Era una noche sin estrellas, ni luna; la tupida manta de nubes lo había sumido todo en la oscuridad. Llovía a cántaros y esa lluvia golpeaba con furia las ventanas. No había más luz en el cuarto que la que les proporcionaba la vela que Combeferre había acomodado en la mesita de noche, no alumbraba demasiado pero sí lo suficiente para permitirle continuar con su tarea. Con un algodón le desinfectaba un corte en la ceja a su amigo Courfeyrac que a saber cómo se habría hecho, no quería ni pensarlo. Sólo sabía que había llegado en mitad de la noche empapado y magullado. No necesitaba ser muy inteligente como para llegar a la conclusión de que su "querida" de ese entonces lo habría echado a la calle tras tener una discusión. En algún momento Courfeyrac se quejó, le escocía. Ojalá hubiera tenido suficientes reflejos para esquivar ese último jarrón.
Se limitó a contemplarle embelesado. Combeferre era un hombre serio y de pocas palabras que rara vez destacaba entre la multitud, pero cuando trabajaba era una persona completamente diferente. Sus profundos ojos de un calmado azul añil escrutaban los daños, sus grandes manos lo sanaban con la misma delicadeza y sensibilidad en que un músico compone. No obstante, era la determinación de quién sabía que era bueno en lo que hacía la que a Courfeyrac le parecía endiabladamente cautivadora. Podría comérselo allí, en ese mismo momento y Satán tendría que perdonarle porque aquello no era ni pecado, ni vicio, sino un mandamiento divino.
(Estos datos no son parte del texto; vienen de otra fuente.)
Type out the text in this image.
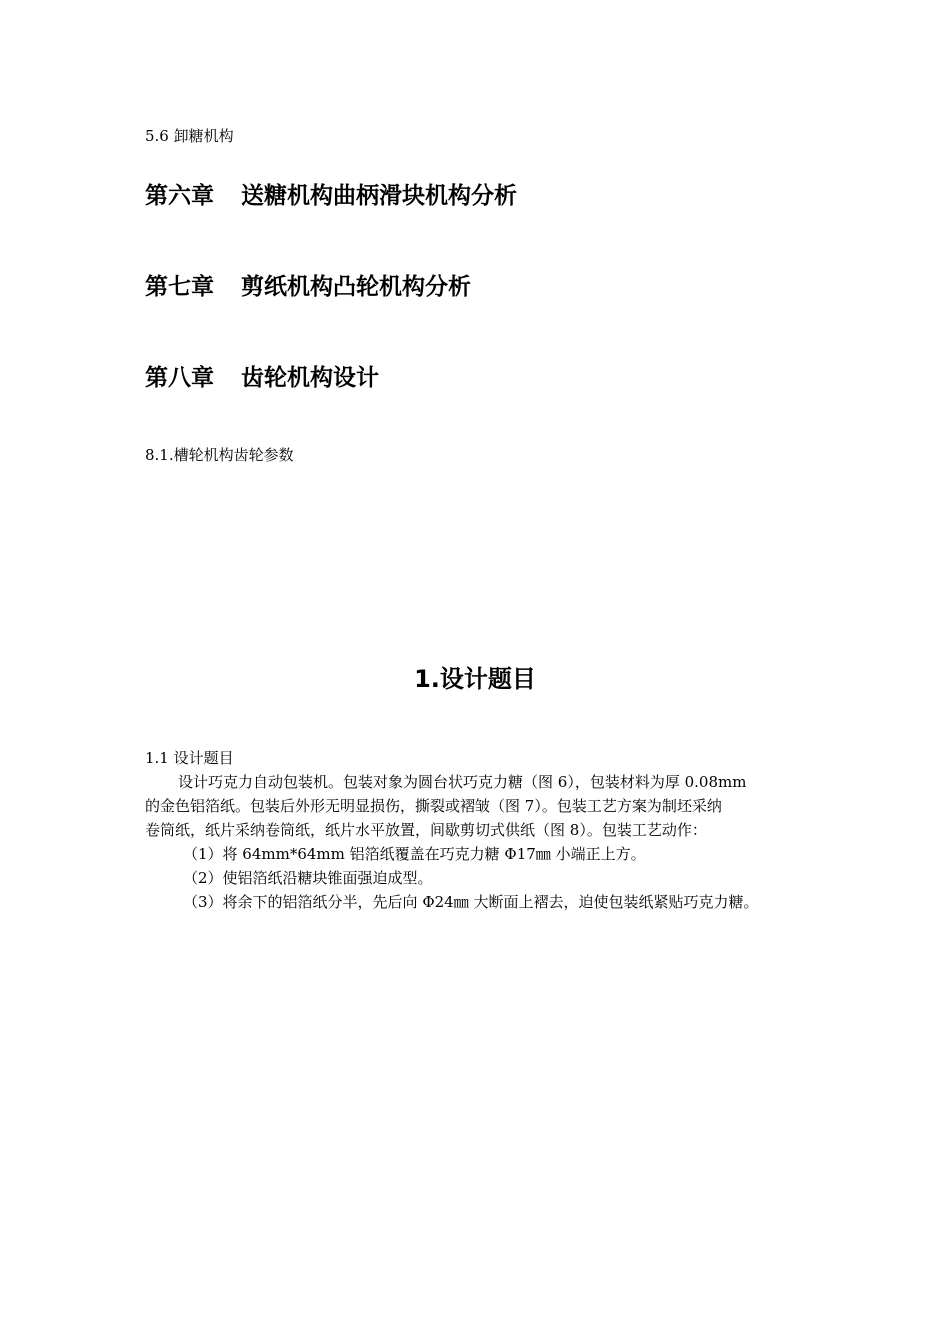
5.6 卸糖机构
第六章 送糖机构曲柄滑块机构分析
第七章 剪纸机构凸轮机构分析
第八章 齿轮机构设计
8.1.槽轮机构齿轮参数
1.设计题目
1.1 设计题目

设计巧克力自动包装机。包装对象为圆台状巧克力糖（图 6），包装材料为厚 0.08mm

的金色铝箔纸。包装后外形无明显损伤，撕裂或褶皱（图 7）。包装工艺方案为制坯采纳

卷筒纸，纸片采纳卷筒纸，纸片水平放置，间歇剪切式供纸（图 8）。包装工艺动作：

（1）将 64mm*64mm 铝箔纸覆盖在巧克力糖 Φ17㎜ 小端正上方。

（2）使铝箔纸沿糖块锥面强迫成型。

（3）将余下的铝箔纸分半，先后向 Φ24㎜ 大断面上褶去，迫使包装纸紧贴巧克力糖。
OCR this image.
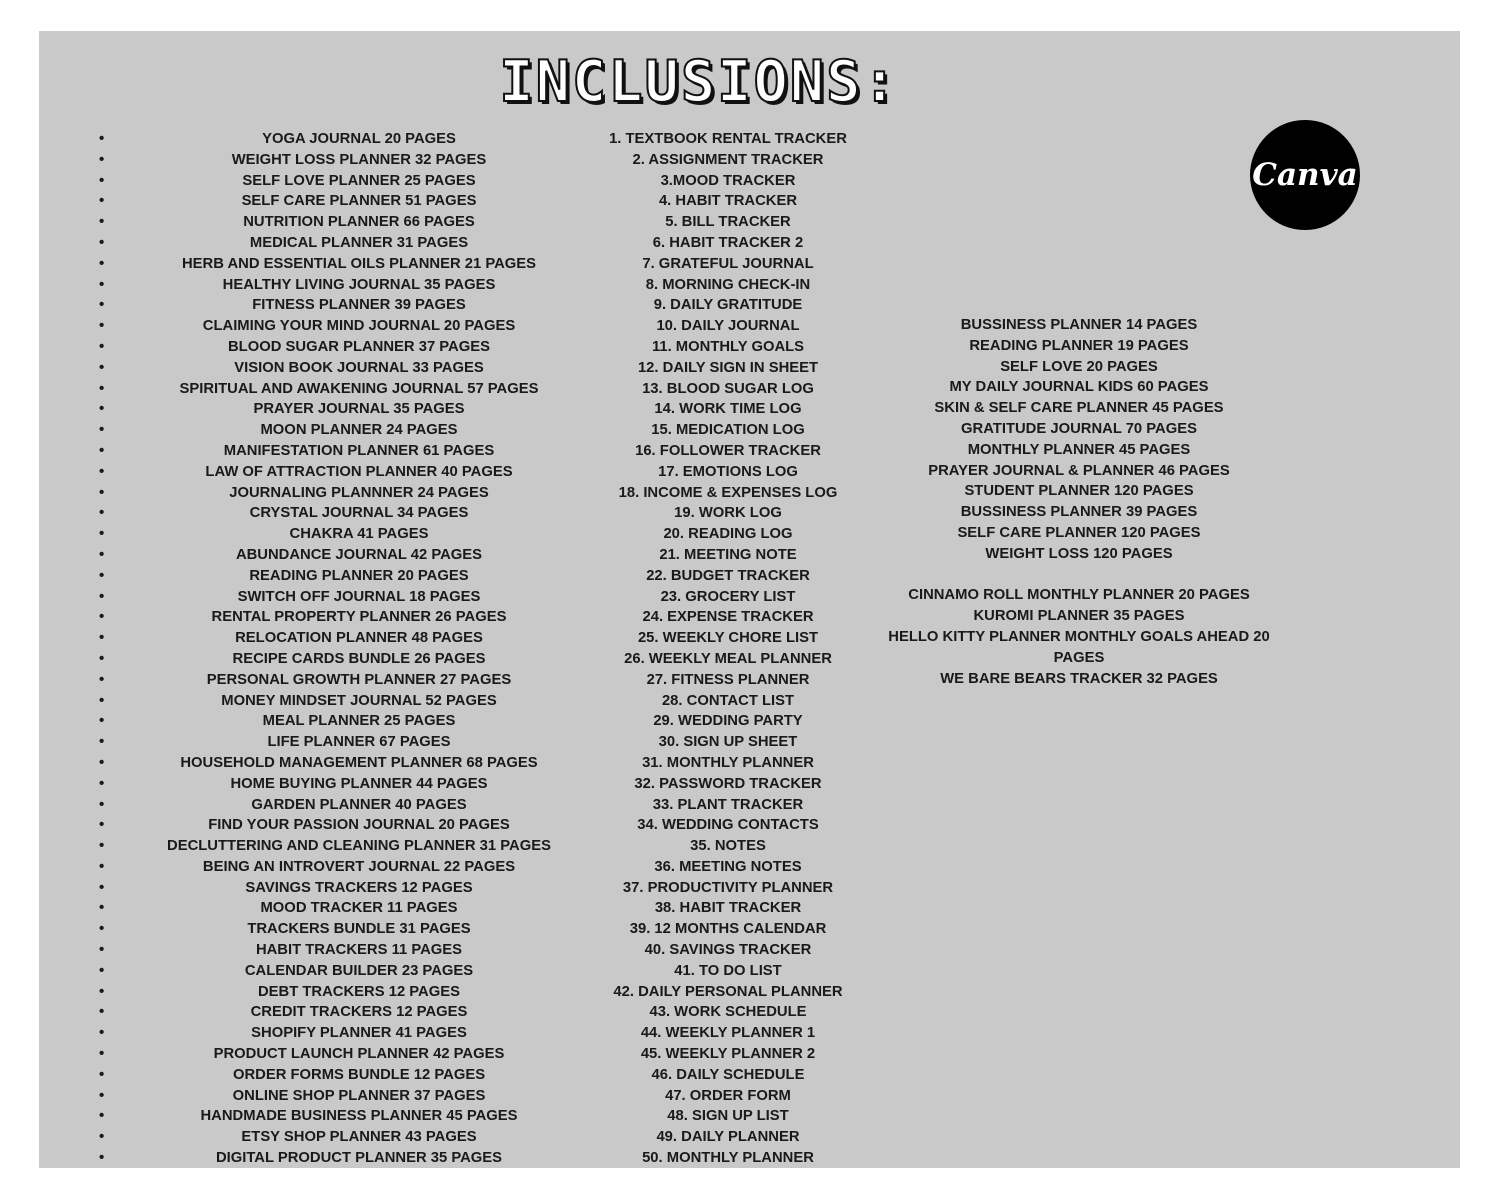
INCLUSIONS:
Canva
• YOGA JOURNAL 20 PAGES
• WEIGHT LOSS PLANNER 32 PAGES
• SELF LOVE PLANNER 25 PAGES
• SELF CARE PLANNER 51 PAGES
• NUTRITION PLANNER 66 PAGES
• MEDICAL PLANNER 31 PAGES
• HERB AND ESSENTIAL OILS PLANNER 21 PAGES
• HEALTHY LIVING JOURNAL 35 PAGES
• FITNESS PLANNER 39 PAGES
• CLAIMING YOUR MIND JOURNAL 20 PAGES
• BLOOD SUGAR PLANNER 37 PAGES
• VISION BOOK JOURNAL 33 PAGES
• SPIRITUAL AND AWAKENING JOURNAL 57 PAGES
• PRAYER JOURNAL 35 PAGES
• MOON PLANNER 24 PAGES
• MANIFESTATION PLANNER 61 PAGES
• LAW OF ATTRACTION PLANNER 40 PAGES
• JOURNALING PLANNNER 24 PAGES
• CRYSTAL JOURNAL 34 PAGES
• CHAKRA 41 PAGES
• ABUNDANCE JOURNAL 42 PAGES
• READING PLANNER 20 PAGES
• SWITCH OFF JOURNAL 18 PAGES
• RENTAL PROPERTY PLANNER 26 PAGES
• RELOCATION PLANNER 48 PAGES
• RECIPE CARDS BUNDLE 26 PAGES
• PERSONAL GROWTH PLANNER 27 PAGES
• MONEY MINDSET JOURNAL 52 PAGES
• MEAL PLANNER 25 PAGES
• LIFE PLANNER 67 PAGES
• HOUSEHOLD MANAGEMENT PLANNER 68 PAGES
• HOME BUYING PLANNER 44 PAGES
• GARDEN PLANNER 40 PAGES
• FIND YOUR PASSION JOURNAL 20 PAGES
• DECLUTTERING AND CLEANING PLANNER 31 PAGES
• BEING AN INTROVERT JOURNAL 22 PAGES
• SAVINGS TRACKERS 12 PAGES
• MOOD TRACKER 11 PAGES
• TRACKERS BUNDLE 31 PAGES
• HABIT TRACKERS 11 PAGES
• CALENDAR BUILDER 23 PAGES
• DEBT TRACKERS 12 PAGES
• CREDIT TRACKERS 12 PAGES
• SHOPIFY PLANNER 41 PAGES
• PRODUCT LAUNCH PLANNER 42 PAGES
• ORDER FORMS BUNDLE 12 PAGES
• ONLINE SHOP PLANNER 37 PAGES
• HANDMADE BUSINESS PLANNER 45 PAGES
• ETSY SHOP PLANNER 43 PAGES
• DIGITAL PRODUCT PLANNER 35 PAGES
1. TEXTBOOK RENTAL TRACKER
2. ASSIGNMENT TRACKER
3.MOOD TRACKER
4. HABIT TRACKER
5. BILL TRACKER
6. HABIT TRACKER 2
7. GRATEFUL JOURNAL
8. MORNING CHECK-IN
9. DAILY GRATITUDE
10. DAILY JOURNAL
11. MONTHLY GOALS
12. DAILY SIGN IN SHEET
13. BLOOD SUGAR LOG
14. WORK TIME LOG
15. MEDICATION LOG
16. FOLLOWER TRACKER
17. EMOTIONS LOG
18. INCOME & EXPENSES LOG
19. WORK LOG
20. READING LOG
21. MEETING NOTE
22. BUDGET TRACKER
23. GROCERY LIST
24. EXPENSE TRACKER
25. WEEKLY CHORE LIST
26. WEEKLY MEAL PLANNER
27. FITNESS PLANNER
28. CONTACT LIST
29. WEDDING PARTY
30. SIGN UP SHEET
31. MONTHLY PLANNER
32. PASSWORD TRACKER
33. PLANT TRACKER
34. WEDDING CONTACTS
35. NOTES
36. MEETING NOTES
37. PRODUCTIVITY PLANNER
38. HABIT TRACKER
39. 12 MONTHS CALENDAR
40. SAVINGS TRACKER
41. TO DO LIST
42. DAILY PERSONAL PLANNER
43. WORK SCHEDULE
44. WEEKLY PLANNER 1
45. WEEKLY PLANNER 2
46. DAILY SCHEDULE
47. ORDER FORM
48. SIGN UP LIST
49. DAILY PLANNER
50. MONTHLY PLANNER
BUSSINESS PLANNER 14 PAGES
READING PLANNER 19 PAGES
SELF LOVE 20 PAGES
MY DAILY JOURNAL KIDS 60 PAGES
SKIN & SELF CARE PLANNER 45 PAGES
GRATITUDE JOURNAL 70 PAGES
MONTHLY PLANNER 45 PAGES
PRAYER JOURNAL & PLANNER 46 PAGES
STUDENT PLANNER 120 PAGES
BUSSINESS PLANNER 39 PAGES
SELF CARE PLANNER 120 PAGES
WEIGHT LOSS 120 PAGES
CINNAMO ROLL MONTHLY PLANNER 20 PAGES
KUROMI PLANNER 35 PAGES
HELLO KITTY PLANNER MONTHLY GOALS AHEAD 20 PAGES
WE BARE BEARS TRACKER 32 PAGES
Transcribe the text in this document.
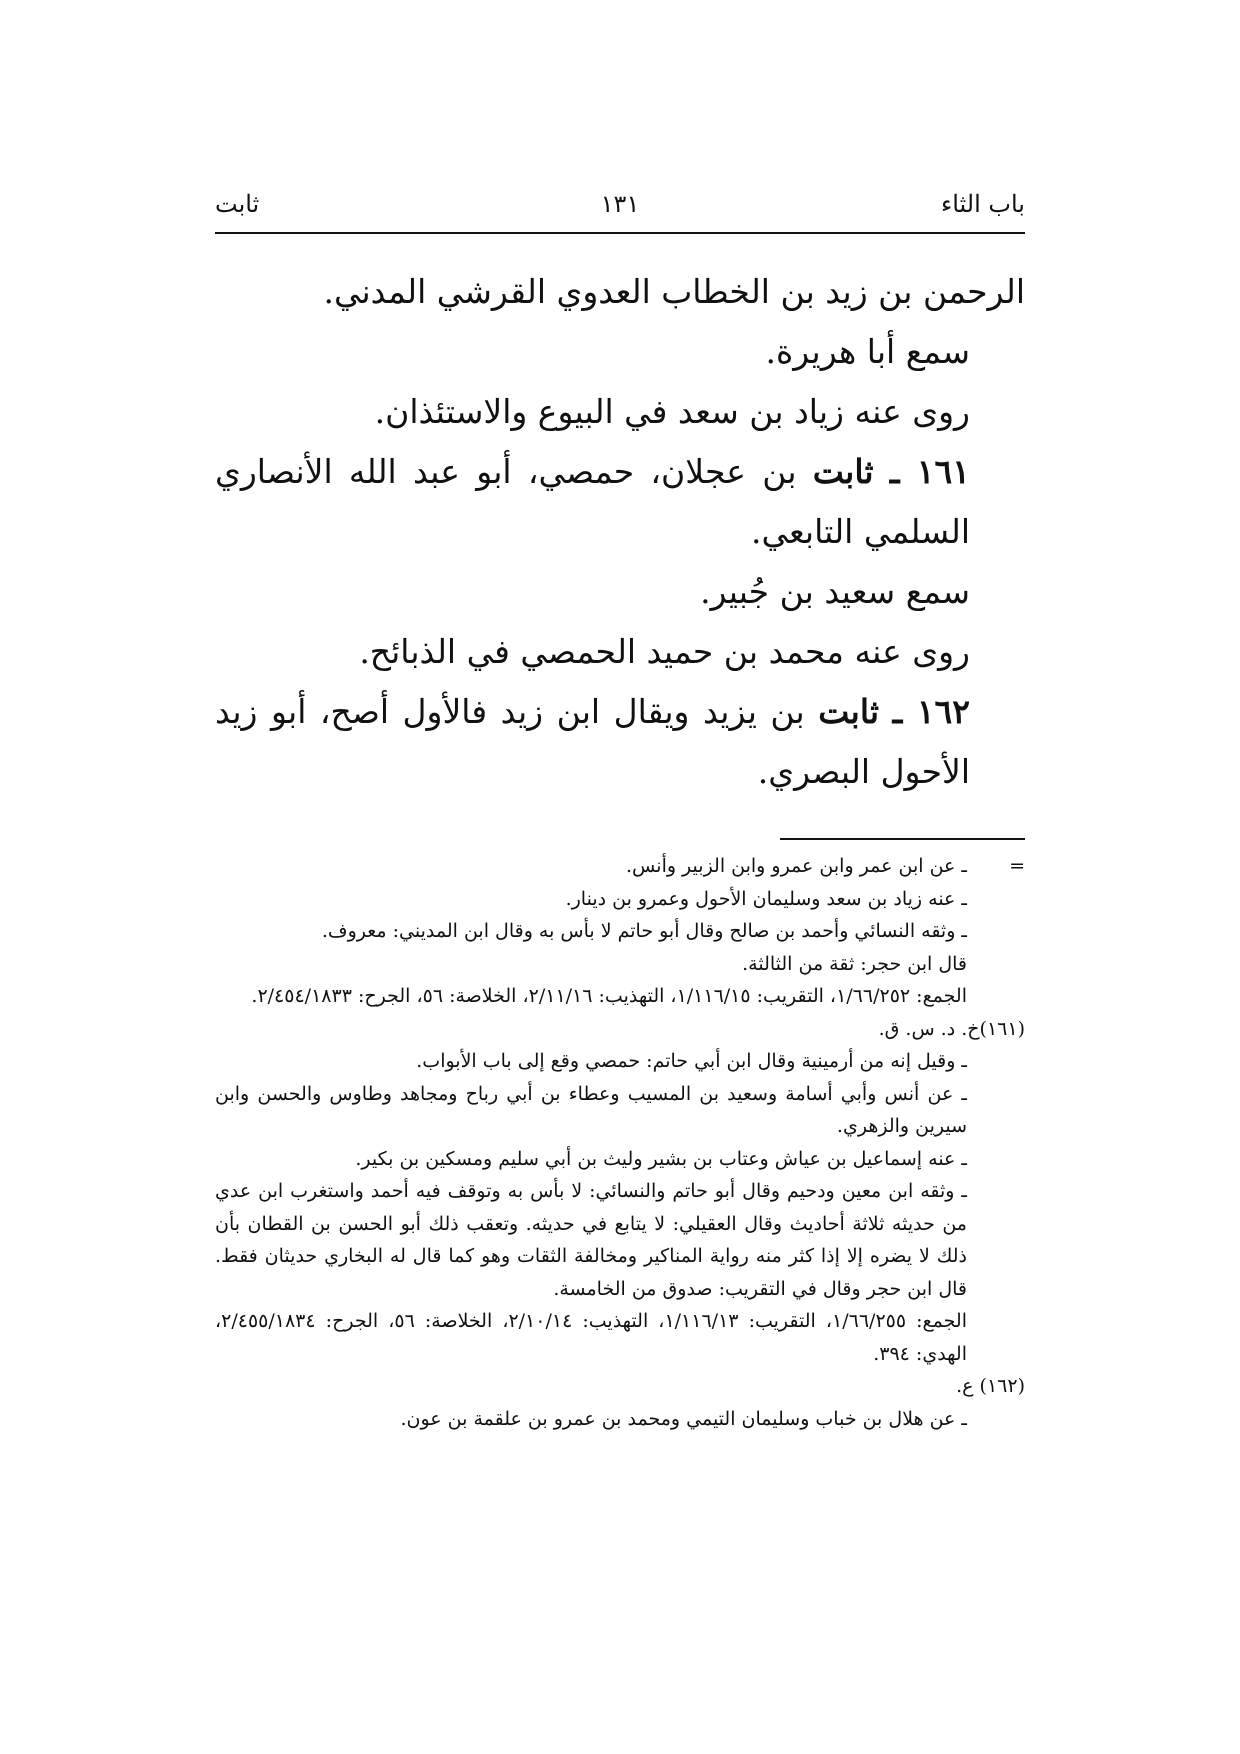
باب الثاء
١٣١
ثابت

الرحمن بن زيد بن الخطاب العدوي القرشي المدني.

سمع أبا هريرة.

روى عنه زياد بن سعد في البيوع والاستئذان.

١٦١ ـ ثابت بن عجلان، حمصي، أبو عبد الله الأنصاري السلمي التابعي.

سمع سعيد بن جُبير.

روى عنه محمد بن حميد الحمصي في الذبائح.

١٦٢ ـ ثابت بن يزيد ويقال ابن زيد فالأول أصح، أبو زيد الأحول البصري.

=

ـ عن ابن عمر وابن عمرو وابن الزبير وأنس.

ـ عنه زياد بن سعد وسليمان الأحول وعمرو بن دينار.

ـ وثقه النسائي وأحمد بن صالح وقال أبو حاتم لا بأس به وقال ابن المديني: معروف.

قال ابن حجر: ثقة من الثالثة.

الجمع: ١/٦٦/٢٥٢، التقريب: ١/١١٦/١٥، التهذيب: ٢/١١/١٦، الخلاصة: ٥٦، الجرح: ٢/٤٥٤/١٨٣٣.

(١٦١)خ. د. س. ق.

ـ وقيل إنه من أرمينية وقال ابن أبي حاتم: حمصي وقع إلى باب الأبواب.

ـ عن أنس وأبي أسامة وسعيد بن المسيب وعطاء بن أبي رباح ومجاهد وطاوس والحسن وابن سيرين والزهري.

ـ عنه إسماعيل بن عياش وعتاب بن بشير وليث بن أبي سليم ومسكين بن بكير.

ـ وثقه ابن معين ودحيم وقال أبو حاتم والنسائي: لا بأس به وتوقف فيه أحمد واستغرب ابن عدي من حديثه ثلاثة أحاديث وقال العقيلي: لا يتابع في حديثه. وتعقب ذلك أبو الحسن بن القطان بأن ذلك لا يضره إلا إذا كثر منه رواية المناكير ومخالفة الثقات وهو كما قال له البخاري حديثان فقط. قال ابن حجر وقال في التقريب: صدوق من الخامسة.

الجمع: ١/٦٦/٢٥٥، التقريب: ١/١١٦/١٣، التهذيب: ٢/١٠/١٤، الخلاصة: ٥٦، الجرح: ٢/٤٥٥/١٨٣٤، الهدي: ٣٩٤.

(١٦٢) ع.

ـ عن هلال بن خباب وسليمان التيمي ومحمد بن عمرو بن علقمة بن عون.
—¿Qué habrás hecho, Courfeyrac?— Suspiró
—¿De verdad quieres saberlo?
—Si me voy a disgustar, prefiero vivir en la ignorancia. — Courfeyrac rió de tal forma que Combeferre pensó que de existir una autoridad demoníaca (tal como amenazaban los creyentes) se reiría de esa manera.
—¿Desde cuándo?
—Desde que comenzaste a trazar un camino que no puedo seguir. — Sabía Dios cuántas queridas habría tenido a fecha de hoy. — ¿Cuándo vas a sentar cabeza?
—¿Y tú? — Pues él también sabía jugar a ese juego. Combeferre se detuvo para contemplarlo por un instante, fue una mirada intensa cargada de verdades que nacían en su pecho y morían en sus labios. — ¿A dónde fue a parar esa tal… Juliette?
—Es Jane.
—Eso he dicho. — Poco dispuesto a admitir su error. — Erais tal para cual y todos creíamos que esa relación maduraría. Así que cuando cortasteis fue un gran…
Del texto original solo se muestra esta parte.